Very recently, I had a conversation with a colleague who was upset that her boss kept stealing her ideas. From what she explained, it seemed to go far beyond idea theft (which is terrible enough), her boss had started to clip elements of her style and even mimicked her Americanisms though she was English. “It’s starting to freak me out,” she said in between sips of her favorite bespoke cocktail (which is not mentioned here because she half-jokingly suggested she was feeling a bit protective of her identity and would like to keep that “one thing” as her own).
There is a line in my favorite movie, All About Eve, in which Bette Davis sneers, “It so happens there are particular aspects of my life to which I would like to maintain sole and exclusive rights and privileges!” In the movie, Davis plays Margo Channing, a famous theatre star who has taken in her die-hard fan, Eve Harrington, only to find herself edging towards her wits end due to Eve’s constant mimicking of everything from her drink preferences to her hip movements. Now, before I go any further and sound downright petty, let me lay a disclaimer: I am constantly inspired by the people around me and I have emulated women I have looked up to for years (and have been honored when others have found inspiration in me). It’s when someone switches into copycat mode or boldly commits fleeting moments of clear identity-theft that things get tricky for me.
The truth is that we live in a world of uninterrupted access to millions of images, many of them delivered in real time. Though beneficial in several ways, the price we have paid for this access is that original thought is now facing extinction. Today, it can feel like all you need to be competitive is an Instagram profile, a credit card, an iPhone and a few minutes a day to study the millions of posts copying the original which no one credits because no one knows (at least that’s what I tell myself to make myself feel better). My former boss and dear friend, Preston Bailey, is a man who inspires many and is continuously copied and has always paid it no mind. He gracefully refers to it as “a part of the business” and chooses to see it as flattering stating that his energy is best focused on his clients. Having experienced my own copycats in the past, I have realized that I am not so forgiving. A competitor copying a brand is infuriating for the original artist, but I find the idea of plagiarizing someone’s personality so creepy that I see it as an assault on their very existence. Dramatic, I know.

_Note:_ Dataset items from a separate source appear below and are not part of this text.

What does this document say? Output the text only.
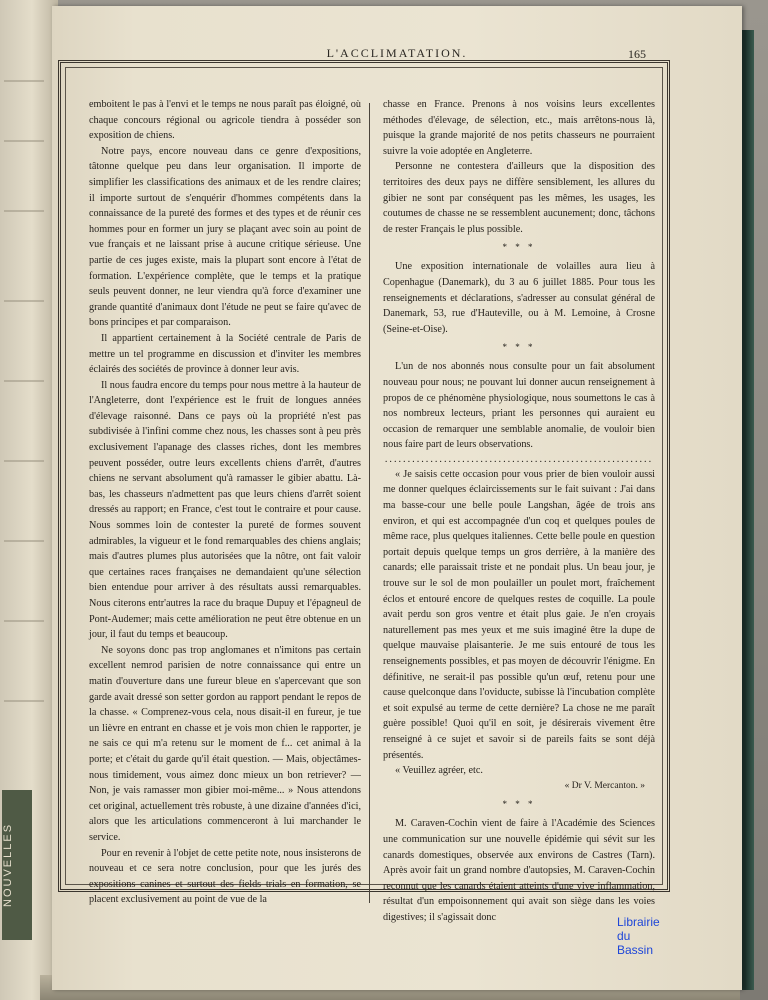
NOUVELLES
L'ACCLIMATATION.	165

emboitent le pas à l'envi et le temps ne nous paraît pas éloigné, où chaque concours régional ou agricole tiendra à posséder son exposition de chiens.

Notre pays, encore nouveau dans ce genre d'expositions, tâtonne quelque peu dans leur organisation. Il importe de simplifier les classifications des animaux et de les rendre claires; il importe surtout de s'enquérir d'hommes compétents dans la connaissance de la pureté des formes et des types et de réunir ces hommes pour en former un jury se plaçant avec soin au point de vue français et ne laissant prise à aucune critique sérieuse. Une partie de ces juges existe, mais la plupart sont encore à l'état de formation. L'expérience complète, que le temps et la pratique seuls peuvent donner, ne leur viendra qu'à force d'examiner une grande quantité d'animaux dont l'étude ne peut se faire qu'avec de bons principes et par comparaison.

Il appartient certainement à la Société centrale de Paris de mettre un tel programme en discussion et d'inviter les membres éclairés des sociétés de province à donner leur avis.

Il nous faudra encore du temps pour nous mettre à la hauteur de l'Angleterre, dont l'expérience est le fruit de longues années d'élevage raisonné. Dans ce pays où la propriété n'est pas subdivisée à l'infini comme chez nous, les chasses sont à peu près exclusivement l'apanage des classes riches, dont les membres peuvent posséder, outre leurs excellents chiens d'arrêt, d'autres chiens ne servant absolument qu'à ramasser le gibier abattu. Là-bas, les chasseurs n'admettent pas que leurs chiens d'arrêt soient dressés au rapport; en France, c'est tout le contraire et pour cause. Nous sommes loin de contester la pureté de formes souvent admirables, la vigueur et le fond remarquables des chiens anglais; mais d'autres plumes plus autorisées que la nôtre, ont fait valoir que certaines races françaises ne demandaient qu'une sélection bien entendue pour arriver à des résultats aussi remarquables. Nous citerons entr'autres la race du braque Dupuy et l'épagneul de Pont-Audemer; mais cette amélioration ne peut être obtenue en un jour, il faut du temps et beaucoup.

Ne soyons donc pas trop anglomanes et n'imitons pas certain excellent nemrod parisien de notre connaissance qui entre un matin d'ouverture dans une fureur bleue en s'apercevant que son garde avait dressé son setter gordon au rapport pendant le repos de la chasse. « Comprenez-vous cela, nous disait-il en fureur, je tue un lièvre en entrant en chasse et je vois mon chien le rapporter, je ne sais ce qui m'a retenu sur le moment de f... cet animal à la porte; et c'était du garde qu'il était question. — Mais, objectâmes-nous timidement, vous aimez donc mieux un bon retriever? — Non, je vais ramasser mon gibier moi-même... » Nous attendons cet original, actuellement très robuste, à une dizaine d'années d'ici, alors que les articulations commenceront à lui marchander le service.

Pour en revenir à l'objet de cette petite note, nous insisterons de nouveau et ce sera notre conclusion, pour que les jurés des expositions canines et surtout des fields trials en formation, se placent exclusivement au point de vue de la

chasse en France. Prenons à nos voisins leurs excellentes méthodes d'élevage, de sélection, etc., mais arrêtons-nous là, puisque la grande majorité de nos petits chasseurs ne pourraient suivre la voie adoptée en Angleterre.

Personne ne contestera d'ailleurs que la disposition des territoires des deux pays ne diffère sensiblement, les allures du gibier ne sont par conséquent pas les mêmes, les usages, les coutumes de chasse ne se ressemblent aucunement; donc, tâchons de rester Français le plus possible.

* * *

Une exposition internationale de volailles aura lieu à Copenhague (Danemark), du 3 au 6 juillet 1885. Pour tous les renseignements et déclarations, s'adresser au consulat général de Danemark, 53, rue d'Hauteville, ou à M. Lemoine, à Crosne (Seine-et-Oise).

* * *

L'un de nos abonnés nous consulte pour un fait absolument nouveau pour nous; ne pouvant lui donner aucun renseignement à propos de ce phénomène physiologique, nous soumettons le cas à nos nombreux lecteurs, priant les personnes qui auraient eu occasion de remarquer une semblable anomalie, de vouloir bien nous faire part de leurs observations.

...........................................................

« Je saisis cette occasion pour vous prier de bien vouloir aussi me donner quelques éclaircissements sur le fait suivant : J'ai dans ma basse-cour une belle poule Langshan, âgée de trois ans environ, et qui est accompagnée d'un coq et quelques poules de même race, plus quelques italiennes. Cette belle poule en question portait depuis quelque temps un gros derrière, à la manière des canards; elle paraissait triste et ne pondait plus. Un beau jour, je trouve sur le sol de mon poulailler un poulet mort, fraîchement éclos et entouré encore de quelques restes de coquille. La poule avait perdu son gros ventre et était plus gaie. Je n'en croyais naturellement pas mes yeux et me suis imaginé être la dupe de quelque mauvaise plaisanterie. Je me suis entouré de tous les renseignements possibles, et pas moyen de découvrir l'énigme. En définitive, ne serait-il pas possible qu'un œuf, retenu pour une cause quelconque dans l'oviducte, subisse là l'incubation complète et soit expulsé au terme de cette dernière? La chose ne me paraît guère possible! Quoi qu'il en soit, je désirerais vivement être renseigné à ce sujet et savoir si de pareils faits se sont déjà présentés.

« Veuillez agréer, etc.

« Dr V. Mercanton. »
* * *

M. Caraven-Cochin vient de faire à l'Académie des Sciences une communication sur une nouvelle épidémie qui sévit sur les canards domestiques, observée aux environs de Castres (Tarn). Après avoir fait un grand nombre d'autopsies, M. Caraven-Cochin reconnut que les canards étaient atteints d'une vive inflammation, résultat d'un empoisonnement qui avait son siège dans les voies digestives; il s'agissait donc	Librairie du Bassin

Still, extensive imitation is common. So common, in fact, that we call it “trending”. The fashion and beauty industries would be out of business (and we’d have less fun) if we only paid attention to couture. There’s no denying that formulas work but when someone begins to plagiarize parts of your personality (your words, your intellectual property, your style and mannerisms, your vision and your point-of-view) in a way that looks to annihilate you, it can feel suffocating and deeply threatening, at least initially. The key is learning to deal with it. Here are a few tips.
Get the facts
Did your boss steal your idea or share it as a team idea? Is your new friend copying your style or did she simply buy the same dress at the local Zara? It’s important to compile a little evidence before you move into making accusations, even in your own mind. I personally follow the rule of threes. As Pablo Cohelo says, “If it happens once, it may never happen again. If It happens twice, it will happen a third time.” I say, if it happens a third time, it’s time to draw a verbal boundary.
Hold onto your power
While it is infuriating when someone takes credit for your work or steals your ideas, nothing screams “help me, I lack self-awareness, confidence and a solid skillset” like a copycat. What this means is that, after the accolades and their 15 minutes in the spotlight, they will need to get to work and execute, and they will need to do this without your clever, creative and strategic mind that came up with the original idea in the first place. Imagine someone else stealing a sketch from Christian Dior. They can copy the dress, but then what?
Whatever You Do, Don’t Vent
Have you ever been in a situation where you share your valid annoyance at something and somehow wind up looking like the troublemaker? You want to avoid that. Make sure you have a clear understanding of the facts and how they are making you feel before you say anything to anyone, and when you do choose to speak up, make sure your concerns are shared with someone you can trust and ideally gain some insight from. You don’t want to be labelled a gossip, bitter or petty due to delivery.
Go to the source
Once you have compiled the evidence and can deliver your concerns in a seven-second pitch (clear, concise and effective), it’s time to make a move. Invite the copycat out for coffee or a face-to-face Skype meeting if that’s not possible and gently share your concerns. Instead of launching into a full-blown accusation, start with something softer such as, “I know there is no tone in email and that perception is not always reality, so I wanted to have a face-to-face chat with you about something I have felt recently.” Obviously, saying, “you’re copying my personality” isn’t going to be comfortable for you or them so perhaps consider highlighting things about them that are unique and stating that you have felt that, perhaps, they have followed your lead on a few things because they thought that was the only way to do something. If it becomes clear you’re dealing with a single white female-type in a social situation, cut off all contact. If it’s at the office, bring in a higher up if it is impacting your work and if you’re being plagiarized online, send a cease and desist letter. Ultimately, it’s up to you how much attention you give them (which might be their reward). When it’s less than an 8 on the irritation scale, let it go. Use your time and energy to create the things that can only come from you instead of.
Note: All About Eve will be playing at BFI in London on June 9, 2019.